Building on my dissertation research, this project asks what explains the uneven effects of collectivization and why the practice became so lethal. In answering these questions, I focus on collectivization during the Khmer Rouge regime in Cambodia from 1975 - 1979. The Khmer Rouge sought to destroy preexisting social order and fundamentally remake the state. This was done through the implementation of village cooperatives, which included reorganizing traditional social order through the destruction of the family, as a means to transform everyday life into cooperative production. As a result, there was famine that caused excess mortality, unnecessary suffering, and imprinted a generation with the physical and psychological effects of the conflict. I argue that the uneven levels of collectivization can be explained by the ways that authority was delegated to local administrators, while the destruction of social institutions, through the practice of forced marriage and group living, decreased the likelihood of population survival. I break down collectivization into practices pertaining to living, eating, and working cooperatively, to capture the ways that these policies were put in place, where they changed over time, and why they persisted despite deaths from famine. This dissertation puts forward an organizational approach to revolutionary governance and an original measure of collectivization to explain the relationship between state organization, local governance, and mass deaths during periods of revolution.

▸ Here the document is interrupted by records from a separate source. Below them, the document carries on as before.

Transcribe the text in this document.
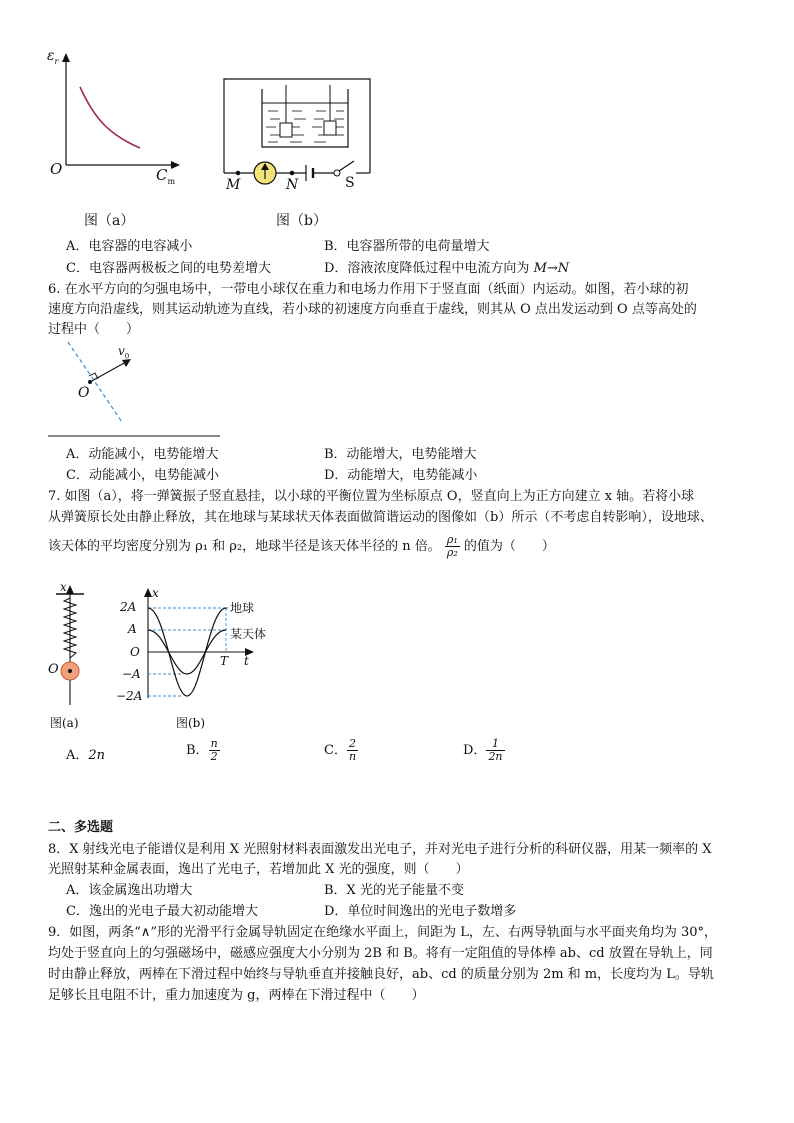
$\varepsilon_r$
O	$C_m$
图（a）
M	N	S
图（b）
A．电容器的电容减小	B．电容器所带的电荷量增大
C．电容器两极板之间的电势差增大	D．溶液浓度降低过程中电流方向为 M→N
6. 在水平方向的匀强电场中，一带电小球仅在重力和电场力作用下于竖直面（纸面）内运动。如图，若小球的初
速度方向沿虚线，则其运动轨迹为直线，若小球的初速度方向垂直于虚线，则其从 O 点出发运动到 O 点等高处的
过程中（　　）
$v_0$
O
A．动能减小，电势能增大	B．动能增大，电势能增大
C．动能减小，电势能减小	D．动能增大，电势能减小
7. 如图（a），将一弹簧振子竖直悬挂，以小球的平衡位置为坐标原点 O，竖直向上为正方向建立 x 轴。若将小球
从弹簧原长处由静止释放，其在地球与某球状天体表面做简谐运动的图像如（b）所示（不考虑自转影响），设地球、
该天体的平均密度分别为 ρ₁ 和 ρ₂，地球半径是该天体半径的 n 倍。 $\frac{\text{ρ₁}}{\text{ρ₂}}$ 的值为（　　）
x
O
图(a)
x
2A
A
O
−A
−2A
T t
地球
某天体
图(b)
A．2n	B． $\frac{n}{2}$	C． $\frac{2}{n}$	D． $\frac{1}{2n}$
二、多选题
8．X 射线光电子能谱仪是利用 X 光照射材料表面激发出光电子，并对光电子进行分析的科研仪器，用某一频率的 X
光照射某种金属表面，逸出了光电子，若增加此 X 光的强度，则（　　）
A．该金属逸出功增大	B．X 光的光子能量不变
C．逸出的光电子最大初动能增大	D．单位时间逸出的光电子数增多
9．如图，两条“∧”形的光滑平行金属导轨固定在绝缘水平面上，间距为 L，左、右两导轨面与水平面夹角均为 30°，
均处于竖直向上的匀强磁场中，磁感应强度大小分别为 2B 和 B。将有一定阻值的导体棒 ab、cd 放置在导轨上，同
时由静止释放，两棒在下滑过程中始终与导轨垂直并接触良好，ab、cd 的质量分别为 2m 和 m，长度均为 L。导轨
足够长且电阻不计，重力加速度为 g，两棒在下滑过程中（　　）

Married by the Revolution: Forced Marriage as a Strategy of Control in Khmer Rouge Cambodia (under review):
This paper addresses the use of forced marriages by the Khmer Rouge as a part of the collectivization process during the Cambodian Genocide. Through this case, I show that forced marriage, while a form of sexual violence, was used as a tool of social control following a strategic logic like those employed with other types of coercive violence. Forced marriage was a unique tool of sexual violence – unlike other wartime practices of sexual violence, these marriages were meant to be permanent. Both parties were civilians coerced into matches by state agents and enforced by armed militia members who monitored the couples’ behavior. I find that the policy of forced marriage was ideologically derived and made thinkable through the regime’s ideology; however, I demonstrate that the variation in its implementation responded to a strategic logic where there were economic or security priorities. Through this case study, I present a logic of revolutionary governance and demonstrate that the content of ideology matters not only for whether a regime engages in sexual violence, but how it does so.
Constructing Victimhood: Sexual violence, transitional justice, and institutional legacies of conflict in Cambodia (working paper):
This paper addresses the role of transitional justice mechanisms in Southeast Asia through an analysis of the Extraordinary Chambers in the Courts of the Cambodia (ECCC) and its approach to prosecuting sexual violence and cultural destruction. I ask why a dominant victimhood narrative was constructed and put forward in support of the legal case against the Khmer Rouge leaders, and how it constrains contemporary gender roles in Cambodian society. I find that the emphasis in the ECCC’s caseload on forced marriage as a cultural shift and exclusion other acts of Sexual and Gender Based Violence has critical implications for the acceptance of domestic or gender-based violence as a crime in contemporary society. I argue it has created a divide between private and public violence, the public form being the more legitimate or justiciable. Further, I contend that the limited prosecution and slow pace of justice has implications for domestic violence in contemporary society.